Hi Ladylake & Cath,  your comments do help.  I agree with you regarding "for a reason, season or lifetime". I've better this week.  I was having a rough one with my emotions and the rumor mill that goes around the office.  I mostly stay away from junk like rumors and office gossip, but sometimes you just can't get away fast enough before the storm rolls in.   I've been at this job for 6 years and don't dislike it... I just don't fit anymore and I have been having this gut feeling for sometime.  I agree with you, I think my season here has come to an end.  I just haven't got to figuring out the exit strategy yet.

Comment by Cath on August 11, 2014 at 7:25am
I hate not fitting into my old life and there is no escape...it's not just my life but the life of my young children, so now I have to find a way to fit into that skin for them...it's like trying to fit into shoes two sizes too small...I'm just not sure how to do it... Hugs to you x
Comment by Lakelady on August 10, 2014 at 4:59pm
Hi IndiaKai,

Sending (((((IndiaKai))))). I completely understand your comment about work "being good to you but not being good for you". I, too, may need to make some decisions in the future about my job. I'm not where you are but there is a tension every day in where my heart is more my head is. I don't have any answers for you except to say that I think your plan to be practical about how you exit is likely to be a good one– The problem is The disconnect the morning what you do every day and where you want to be.

The only way I found to get through the situations is to adopt a philosophy that I'm in a place "for a reason, a season, or lifetime." Sometimes I've been a job for reason – to learn something or you teach something. Sometimes, I've been a job first season of my life – and I'm wondering if that's where you are now and that's why you're struggling. Other times I've been doing something like a hobby that I know will be part of what I do for most of my life.

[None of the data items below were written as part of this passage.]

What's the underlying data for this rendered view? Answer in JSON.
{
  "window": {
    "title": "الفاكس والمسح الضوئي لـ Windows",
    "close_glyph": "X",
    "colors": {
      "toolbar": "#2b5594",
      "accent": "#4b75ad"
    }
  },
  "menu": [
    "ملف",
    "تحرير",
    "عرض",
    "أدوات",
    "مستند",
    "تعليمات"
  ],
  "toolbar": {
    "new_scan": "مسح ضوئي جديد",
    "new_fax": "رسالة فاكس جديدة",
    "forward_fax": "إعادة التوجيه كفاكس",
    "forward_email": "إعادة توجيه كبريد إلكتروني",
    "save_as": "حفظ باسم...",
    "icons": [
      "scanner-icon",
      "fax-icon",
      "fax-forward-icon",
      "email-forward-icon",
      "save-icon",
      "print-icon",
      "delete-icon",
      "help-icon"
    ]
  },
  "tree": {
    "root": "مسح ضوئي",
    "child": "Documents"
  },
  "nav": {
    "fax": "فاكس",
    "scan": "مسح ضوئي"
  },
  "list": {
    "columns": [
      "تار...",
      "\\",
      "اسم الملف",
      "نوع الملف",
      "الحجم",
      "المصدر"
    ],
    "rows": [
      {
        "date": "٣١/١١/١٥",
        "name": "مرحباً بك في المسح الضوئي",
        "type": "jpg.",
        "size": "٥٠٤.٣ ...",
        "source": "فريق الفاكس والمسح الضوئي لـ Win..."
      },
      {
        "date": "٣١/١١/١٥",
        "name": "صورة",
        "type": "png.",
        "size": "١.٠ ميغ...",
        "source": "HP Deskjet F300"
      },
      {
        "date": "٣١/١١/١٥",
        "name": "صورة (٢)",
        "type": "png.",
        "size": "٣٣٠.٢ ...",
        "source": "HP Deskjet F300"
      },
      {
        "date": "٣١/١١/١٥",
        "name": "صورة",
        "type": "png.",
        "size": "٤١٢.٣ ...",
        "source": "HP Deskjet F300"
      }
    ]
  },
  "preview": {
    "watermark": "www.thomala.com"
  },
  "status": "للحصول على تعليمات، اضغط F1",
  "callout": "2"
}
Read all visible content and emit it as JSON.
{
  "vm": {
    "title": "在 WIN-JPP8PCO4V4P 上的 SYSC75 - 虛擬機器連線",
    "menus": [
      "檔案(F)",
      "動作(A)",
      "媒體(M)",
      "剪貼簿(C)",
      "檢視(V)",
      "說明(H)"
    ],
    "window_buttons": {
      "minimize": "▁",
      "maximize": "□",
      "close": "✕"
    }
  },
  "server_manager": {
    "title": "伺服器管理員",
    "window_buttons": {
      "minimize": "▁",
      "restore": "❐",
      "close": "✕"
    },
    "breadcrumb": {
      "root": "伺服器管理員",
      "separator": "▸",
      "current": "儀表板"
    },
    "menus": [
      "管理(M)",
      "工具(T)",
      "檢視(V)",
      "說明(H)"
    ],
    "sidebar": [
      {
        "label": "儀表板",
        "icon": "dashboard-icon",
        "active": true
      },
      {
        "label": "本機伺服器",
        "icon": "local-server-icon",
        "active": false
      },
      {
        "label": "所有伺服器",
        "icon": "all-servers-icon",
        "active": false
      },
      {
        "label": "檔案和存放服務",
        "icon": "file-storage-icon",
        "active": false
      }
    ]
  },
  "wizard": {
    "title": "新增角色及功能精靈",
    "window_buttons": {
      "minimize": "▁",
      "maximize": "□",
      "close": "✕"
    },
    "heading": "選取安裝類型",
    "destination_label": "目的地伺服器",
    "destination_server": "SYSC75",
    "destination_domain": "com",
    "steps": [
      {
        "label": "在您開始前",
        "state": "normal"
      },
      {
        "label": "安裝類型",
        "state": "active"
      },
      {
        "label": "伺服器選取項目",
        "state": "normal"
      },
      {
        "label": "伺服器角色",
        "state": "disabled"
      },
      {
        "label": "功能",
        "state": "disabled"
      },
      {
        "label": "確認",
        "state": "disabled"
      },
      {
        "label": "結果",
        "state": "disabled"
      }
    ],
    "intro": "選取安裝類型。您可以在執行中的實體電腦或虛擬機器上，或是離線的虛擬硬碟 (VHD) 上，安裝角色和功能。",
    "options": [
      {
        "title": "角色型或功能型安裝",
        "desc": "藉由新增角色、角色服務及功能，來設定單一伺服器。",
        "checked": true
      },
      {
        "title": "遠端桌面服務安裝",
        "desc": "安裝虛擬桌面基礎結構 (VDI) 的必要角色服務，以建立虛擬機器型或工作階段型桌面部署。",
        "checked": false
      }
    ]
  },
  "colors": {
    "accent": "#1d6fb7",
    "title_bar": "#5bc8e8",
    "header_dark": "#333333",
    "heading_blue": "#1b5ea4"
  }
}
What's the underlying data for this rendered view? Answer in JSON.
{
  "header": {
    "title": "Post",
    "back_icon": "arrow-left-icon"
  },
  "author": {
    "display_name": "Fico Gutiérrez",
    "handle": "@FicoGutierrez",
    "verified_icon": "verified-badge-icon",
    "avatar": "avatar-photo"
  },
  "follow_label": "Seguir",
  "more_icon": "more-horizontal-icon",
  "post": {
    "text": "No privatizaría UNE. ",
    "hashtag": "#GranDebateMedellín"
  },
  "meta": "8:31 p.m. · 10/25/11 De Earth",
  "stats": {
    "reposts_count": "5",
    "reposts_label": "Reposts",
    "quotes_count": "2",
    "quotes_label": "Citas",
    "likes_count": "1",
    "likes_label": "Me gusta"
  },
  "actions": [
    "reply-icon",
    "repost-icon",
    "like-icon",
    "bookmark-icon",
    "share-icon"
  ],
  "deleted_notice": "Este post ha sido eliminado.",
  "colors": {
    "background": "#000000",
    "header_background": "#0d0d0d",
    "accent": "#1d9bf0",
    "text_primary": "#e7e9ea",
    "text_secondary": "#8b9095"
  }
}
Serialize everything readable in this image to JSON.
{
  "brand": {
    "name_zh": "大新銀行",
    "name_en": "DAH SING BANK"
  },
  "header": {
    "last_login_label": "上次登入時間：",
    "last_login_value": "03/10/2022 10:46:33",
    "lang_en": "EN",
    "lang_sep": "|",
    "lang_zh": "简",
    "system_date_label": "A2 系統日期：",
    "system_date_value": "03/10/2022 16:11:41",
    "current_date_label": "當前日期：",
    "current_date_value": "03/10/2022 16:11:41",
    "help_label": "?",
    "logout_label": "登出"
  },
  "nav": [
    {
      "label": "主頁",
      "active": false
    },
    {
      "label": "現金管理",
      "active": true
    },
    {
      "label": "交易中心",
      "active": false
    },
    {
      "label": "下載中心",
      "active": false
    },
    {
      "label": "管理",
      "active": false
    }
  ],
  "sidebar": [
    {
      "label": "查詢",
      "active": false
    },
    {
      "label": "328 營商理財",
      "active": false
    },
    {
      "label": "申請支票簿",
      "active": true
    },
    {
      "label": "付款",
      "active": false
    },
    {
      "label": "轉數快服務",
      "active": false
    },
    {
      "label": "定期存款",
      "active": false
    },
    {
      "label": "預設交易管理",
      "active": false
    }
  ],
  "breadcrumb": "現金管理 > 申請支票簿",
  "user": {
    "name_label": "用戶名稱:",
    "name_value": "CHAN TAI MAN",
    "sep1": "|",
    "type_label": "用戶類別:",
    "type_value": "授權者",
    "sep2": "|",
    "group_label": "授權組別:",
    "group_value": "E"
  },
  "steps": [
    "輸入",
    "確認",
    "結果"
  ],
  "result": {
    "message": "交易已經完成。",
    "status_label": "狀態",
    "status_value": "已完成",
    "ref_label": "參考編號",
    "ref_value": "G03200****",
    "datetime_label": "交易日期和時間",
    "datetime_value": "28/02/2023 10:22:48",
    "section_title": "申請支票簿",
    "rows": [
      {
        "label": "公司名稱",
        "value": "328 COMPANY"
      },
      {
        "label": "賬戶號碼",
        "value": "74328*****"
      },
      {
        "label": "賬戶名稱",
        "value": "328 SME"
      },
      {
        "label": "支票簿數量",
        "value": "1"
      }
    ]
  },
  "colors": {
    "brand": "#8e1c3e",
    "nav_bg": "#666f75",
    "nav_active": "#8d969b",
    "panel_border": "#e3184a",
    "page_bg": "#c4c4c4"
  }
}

I don't know if that helps at all but I thought I'd offer it in the hopes that it might be useful.
Comment by IndiaKai on August 10, 2014 at 9:41am

I wish I could throw up my arms and just walk away, but my analytical/reasonable side of my brain stops me.  I have responsibilities & issues to work through. My work really has been good to me, but it's not good for me.  I'm not comfortable, but I must keep it until I am ready to branch out and do something else.

I've been in denial for most of the year of my husbands passing.  I am just starting to go through his things after 13 months.  It's very hard, but I am forcing myself now. I recognize that I have to deal with my life here in this moment, before I can move on. Man oh man... how much I just want to flee.  Realizing the struggle I've put myself through trying...... no forcing myself to get back to normal because that is what everyone wanted to SEE me do.  Ugh... it's not working and some weeks are more frustrating than others.  

Comment by NoLongerInBergenJC on August 8, 2014 at 4:12pm

Yup yup yup.  So right on.  "Normal" feels like a sham, like you're an impostor in a life that no longer fits.  This is why I've been feeling such a strong need to retire and relocate.  That has eased up a bit, partially because the financial markets are tanking, but also because I am remodeling my entire upstairs and then getting a new kitchen, and I've moved to a new department at work.  My "new normal" actually feels normal -- so normal that the 30 years I was with my husband now seem like it was just a dream.